Как-то раз он отхватил одному мальчишке с их улицы всю пятерню и даже сам не понял, как это произошло. Он помнил, что шел по поручению Мачехи, сжимая в кулаке пару неровных медяков с заусенчатыми краями. Помнил, что на тротуаре перед ним вырос угловатый силуэт, на миг заслонивший жидкое шлараффенландское солнце. Помнил и презрительное: «Эй, акула, тебе зубы разговаривать не мешают?» — брошенное ему в упор. Гензель не ответил, отец запрещал ему ввязываться в уличные ссоры. Да и жутковато, если честно, было: парень-то на голову выше… Мало того, выглядел он неожиданно прилично — ни сросшихся глаз, ни лишних конечностей, даже кожа — и та чистая, гладкая. Браслета на руке не видать, скрыт рукавом, но хозяин его определенно не мул, да и, кажется, не квартерон. Вдруг, чем черт не шутит, окторон?.. С таким связываться — себе дороже.

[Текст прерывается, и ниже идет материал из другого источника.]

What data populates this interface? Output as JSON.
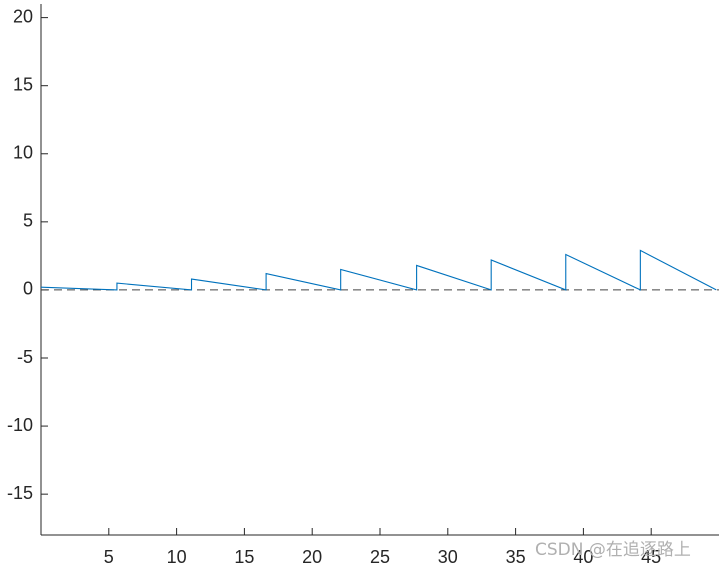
{
  "chart_data": {
    "type": "line",
    "x": [
      0,
      5.6,
      5.6,
      11.1,
      11.1,
      16.6,
      16.6,
      22.1,
      22.1,
      27.7,
      27.7,
      33.2,
      33.2,
      38.7,
      38.7,
      44.2,
      44.2,
      49.8
    ],
    "values": [
      0.2,
      0,
      0.5,
      0,
      0.8,
      0,
      1.2,
      0,
      1.5,
      0,
      1.8,
      0,
      2.2,
      0,
      2.6,
      0,
      2.9,
      0
    ],
    "color": "#0072bd",
    "reference_line": 0,
    "xlim": [
      0,
      50
    ],
    "ylim": [
      -18,
      21
    ],
    "xticks": [
      5,
      10,
      15,
      20,
      25,
      30,
      35,
      40,
      45
    ],
    "yticks": [
      -15,
      -10,
      -5,
      0,
      5,
      10,
      15,
      20
    ],
    "watermark": "CSDN @在追逐路上"
  }
}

Долго думать в тот раз Гензелю не пришлось. Потому что мостовая вдруг скакнула в сторону и ударила его по ребрам, родив в груди тупую, парализующую дыхание боль. Мальчишка торжествующе усмехнулся и поднес к его носу ногу. Ту самую, что поставила подножку. «Убирайся с этой улицы, — сказал мальчишка, щурясь. — Тут с такими зубами не ходят, понял, ты? Грязный мул!»

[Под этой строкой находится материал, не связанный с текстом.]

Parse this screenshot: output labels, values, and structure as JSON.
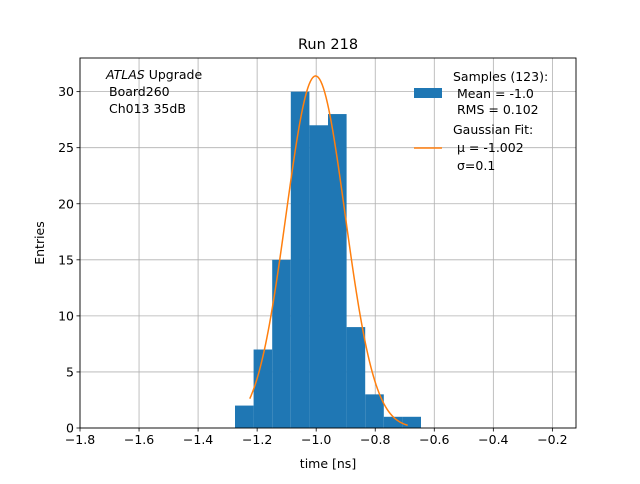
{
  "chart_data": {
    "type": "bar",
    "title": "Run 218",
    "xlabel": "time [ns]",
    "ylabel": "Entries",
    "xlim": [
      -1.8,
      -0.12
    ],
    "ylim": [
      0,
      33
    ],
    "xticks": [
      -1.8,
      -1.6,
      -1.4,
      -1.2,
      -1.0,
      -0.8,
      -0.6,
      -0.4,
      -0.2
    ],
    "xtick_labels": [
      "−1.8",
      "−1.6",
      "−1.4",
      "−1.2",
      "−1.0",
      "−0.8",
      "−0.6",
      "−0.4",
      "−0.2"
    ],
    "yticks": [
      0,
      5,
      10,
      15,
      20,
      25,
      30
    ],
    "ytick_labels": [
      "0",
      "5",
      "10",
      "15",
      "20",
      "25",
      "30"
    ],
    "grid": true,
    "legend_position": "top-right",
    "histogram": {
      "name": "Samples (123):",
      "color": "#1f77b4",
      "bin_edges": [
        -1.275,
        -1.212,
        -1.149,
        -1.086,
        -1.023,
        -0.96,
        -0.897,
        -0.834,
        -0.771,
        -0.708,
        -0.645
      ],
      "counts": [
        2,
        7,
        15,
        30,
        27,
        28,
        9,
        3,
        1,
        1
      ]
    },
    "fit": {
      "name": "Gaussian Fit:",
      "color": "#ff7f0e",
      "mu": -1.002,
      "sigma": 0.1,
      "amplitude": 31.4,
      "x_range": [
        -1.225,
        -0.69
      ]
    },
    "legend": {
      "samples_label": "Samples (123):",
      "samples_mean": "Mean = -1.0",
      "samples_rms": "RMS = 0.102",
      "fit_label": "Gaussian Fit:",
      "fit_mu": "μ = -1.002",
      "fit_sigma": "σ=0.1"
    },
    "annotation": {
      "experiment": "ATLAS",
      "experiment_suffix": " Upgrade",
      "board": "Board260",
      "channel": "Ch013 35dB"
    }
  }
}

И вот тогда сознание Гензеля на шаг отступило в сторону, как бы скрывшись в тени. Осталась только ненависть, ледяная, прозрачная, кристально-чистая — как глыба замерзшего льда с бритвенно острыми краями. Эта ненависть не затмевала глаз, не полнила вен кипящим огнем.
Совсем напротив.
Гензель чувствовал себя невероятно спокойным, но спокойствие это было зловещим, гибельным, как спокойствие прохладного стального лезвия, готового без размышлений погрузиться в чью-то плоть. Гензель сознавал происходящее, но не вполне мог им управлять — тело передавало управление тому, кто был Гензелем и в то же время не был им. Тому, кто привык находиться на дне его разума, в толще образованных подсознанием водорослей. Хладнокровному хищнику, который всплывал только для того, чтобы нанести удар, и, утолив голод, погружался обратно в свои непроглядные глубины.

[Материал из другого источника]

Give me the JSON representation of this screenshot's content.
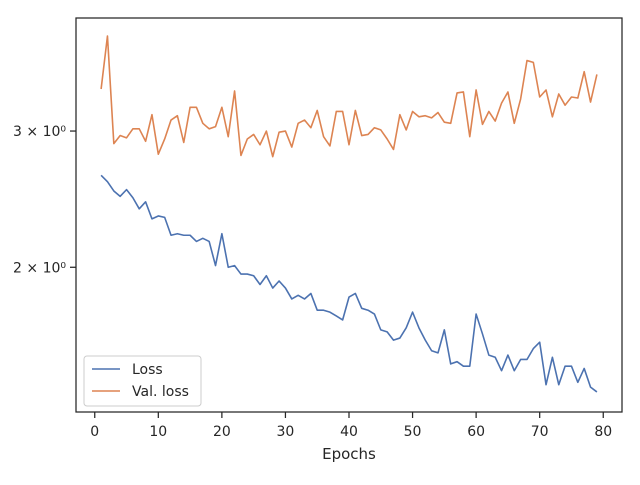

В тот раз хищник не вернулся голодным. Гензель ощутил боль в челюсти от неожиданно резкого сокращения мышц. И хруст, с которым его зубы сошлись вместе. В рот хлынула сладковато-соленая жидкость, теплая и густая. Кто-то рядом оглушительно завизжал. Когда Гензель разжал зубы, по его подбородку что-то потекло, а на мостовую шлепнулись короткие белые обрубки с неровно обгрызенными желтоватыми ногтями…
История получилась скверная, отец отходил его ремнем так, что спина и все, что располагалось пониже нее, пылало еще неделю. Больше всего Гензель боялся гнева Мачехи, но обошлось. На его счастье, обидчик сам оказался квартероном…
— Не смей жрать! — Ярость внутри Гензеля на миг разогнала темноту Железного леса, словно, переполнив его тощее тело, хлынула холодным светом из его глаз в окружающий мир. — Не смей!.. Ах ты гадюка…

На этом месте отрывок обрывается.